In the past, museums could gauge the scholarly value of collection catalogues through reviews, citations, and awards. For online publications, these metrics are still a work in progress. Most scholarly periodicals still do not routinely review online publications, and the humanities have not yet developed easy ways to track online citations.
With printed scholarly collection catalogues, publishers knew how many catalogues were sold, but there were few methods to determine how they were being used or by whom. Electronic publication offers the opportunity to better understand the audiences for scholarly art historical publications online. Analysis of Web statistics, such as number of visitors, number of pages viewed, length of time spent on the site, entry points, and the geographic distribution of the users, helps museum staff to understand the impact of their work.
User studies of the SFMOMA and Walker OSCI catalogues showed that:
Of catalogue readers were from outside the U.S.
Visited the catalogues more than 9 times
Did not enter through the homepage
Tate tracked over 28,000 visits to the Camden Town Group OSCI catalogue in its first year after launch. The team also received specific feedback from academic users, who integrated the catalogue into their own research and teaching. Visit data for SFMOMA’s OSCI catalogue collected over an eleven-month period revealed that the top two pages of artwork on its entire site are both contained in the Rauschenberg Research Project. The same data also confirmed that less than five percent of their catalogue’s users visited the publication’s home page.
The Art Institute of Chicago decided to track usage of its OSCI catalogues by user type. By segmenting out their users into three categories, using the domain of their Web browser—general, academic, and in-house—they were able to see that the average session visit nearly tripled when narrowing their audience from general down to identified academic users visiting from an .edu Web domain. Analytics also allow the Art Institute to track usage of its citation tool for all digital catalogues (current data shows the tool has been used more than 700 times), but they do not have a record of where these citations appeared.
Additionally, three of the OSCI museums (LACMA, SFMOMA, and the Walker) have completed user evaluations, and the Art Institute plans to evaluate its catalogues in fall 2017. LACMA commissioned a usability/user experience study from the firm Creative Pursuits for its Southeast Asian art catalogue. Usability studies are particularly important for digital projects given how easy it is for visitors to leave a website if they encounter any difficulties. All it takes is a slow data load or confusing navigation, and a user will move on to look for a different resource to meet their needs. The study helped LACMA identify and prioritize updates to the catalogue’s navigation, information architecture, design, and performance.

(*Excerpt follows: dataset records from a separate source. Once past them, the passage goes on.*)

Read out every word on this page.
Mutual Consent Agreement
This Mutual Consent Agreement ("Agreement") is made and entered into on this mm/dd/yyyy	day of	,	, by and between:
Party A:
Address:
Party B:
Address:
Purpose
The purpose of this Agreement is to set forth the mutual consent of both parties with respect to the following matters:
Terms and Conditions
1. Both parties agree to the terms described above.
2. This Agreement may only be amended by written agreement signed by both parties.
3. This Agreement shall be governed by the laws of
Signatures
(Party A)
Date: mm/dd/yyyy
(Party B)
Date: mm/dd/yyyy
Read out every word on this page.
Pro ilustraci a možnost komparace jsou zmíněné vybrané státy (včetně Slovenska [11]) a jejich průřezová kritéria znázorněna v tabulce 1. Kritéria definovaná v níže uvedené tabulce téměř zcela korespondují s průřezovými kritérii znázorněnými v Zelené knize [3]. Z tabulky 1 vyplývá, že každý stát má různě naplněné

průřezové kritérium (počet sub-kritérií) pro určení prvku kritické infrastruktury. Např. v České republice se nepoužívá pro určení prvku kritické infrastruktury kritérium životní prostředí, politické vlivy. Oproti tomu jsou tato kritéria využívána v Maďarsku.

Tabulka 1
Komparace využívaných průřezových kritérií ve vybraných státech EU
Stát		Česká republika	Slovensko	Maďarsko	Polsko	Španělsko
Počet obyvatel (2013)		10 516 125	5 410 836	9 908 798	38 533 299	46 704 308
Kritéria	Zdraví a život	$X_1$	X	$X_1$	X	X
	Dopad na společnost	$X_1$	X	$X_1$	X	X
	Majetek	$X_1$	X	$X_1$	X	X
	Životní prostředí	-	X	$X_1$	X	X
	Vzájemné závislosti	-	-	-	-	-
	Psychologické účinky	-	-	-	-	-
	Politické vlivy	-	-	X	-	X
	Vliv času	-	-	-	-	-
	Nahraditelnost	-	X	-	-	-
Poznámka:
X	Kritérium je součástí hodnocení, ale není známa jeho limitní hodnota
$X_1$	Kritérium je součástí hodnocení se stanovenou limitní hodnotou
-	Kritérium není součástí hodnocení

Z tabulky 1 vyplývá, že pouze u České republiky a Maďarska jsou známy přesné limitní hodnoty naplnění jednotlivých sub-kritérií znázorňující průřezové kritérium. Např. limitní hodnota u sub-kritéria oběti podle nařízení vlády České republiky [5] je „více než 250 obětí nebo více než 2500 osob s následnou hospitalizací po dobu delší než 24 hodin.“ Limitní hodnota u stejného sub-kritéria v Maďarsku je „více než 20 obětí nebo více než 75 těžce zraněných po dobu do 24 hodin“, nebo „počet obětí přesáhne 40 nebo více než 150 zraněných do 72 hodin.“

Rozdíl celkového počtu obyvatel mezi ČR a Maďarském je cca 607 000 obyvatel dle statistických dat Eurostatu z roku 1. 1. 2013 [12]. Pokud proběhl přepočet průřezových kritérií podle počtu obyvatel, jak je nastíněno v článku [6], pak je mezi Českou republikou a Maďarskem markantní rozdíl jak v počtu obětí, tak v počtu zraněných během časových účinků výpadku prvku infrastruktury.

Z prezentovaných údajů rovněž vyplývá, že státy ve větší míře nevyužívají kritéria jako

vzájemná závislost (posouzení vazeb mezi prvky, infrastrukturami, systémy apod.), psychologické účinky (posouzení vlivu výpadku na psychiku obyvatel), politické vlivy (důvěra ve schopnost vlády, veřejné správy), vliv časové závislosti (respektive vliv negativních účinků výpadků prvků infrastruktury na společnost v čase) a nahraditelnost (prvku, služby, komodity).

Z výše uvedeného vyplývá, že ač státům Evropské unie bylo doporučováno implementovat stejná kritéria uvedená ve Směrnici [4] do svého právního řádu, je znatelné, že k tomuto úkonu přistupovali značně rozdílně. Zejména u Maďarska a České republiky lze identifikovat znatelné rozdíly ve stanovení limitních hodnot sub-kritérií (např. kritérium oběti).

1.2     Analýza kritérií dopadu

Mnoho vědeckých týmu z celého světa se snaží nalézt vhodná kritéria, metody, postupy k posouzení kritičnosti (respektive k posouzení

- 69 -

SFMOMA and the Walker Art Center commissioned evaluations from the firm Frankly, Green + Webb. Both surveys underscored that the OSCI museums were truly diving into unchartered waters with digital publishing and that their online catalogues represented a new form of scholarship that brings both rewards and challenges. First, the good news: the OSCI catalogues of both institutions are reaching large, diverse audiences. For example, more than 55% of the Walker’s Web traffic for its inaugural OSCI publication is from outside of the United States. The core intended audience of scholars also rated the content of the catalogues very highly and indicated that they were “trusted” resources that could be cited. In fact, surveys suggest that the prestige of the authors mattered more to these users than peer review in terms of intellectual credibility.
Both evaluations also pointed to the ongoing challenges of digital publishing. Unlike the traditional catalogue experience that starts with opening the cover, 75% of the users of SFMOMA and Walker’s catalogues do not enter these publications through the homepage. This makes clear navigational elements and digital wayfinding especially critical. The surveys also confirmed what the OSCI museums reported anecdotally: discoverability—finding the catalogues through search engines—is a challenge. Museums needs to consider an ongoing program of communication to build traffic and awareness of these resources.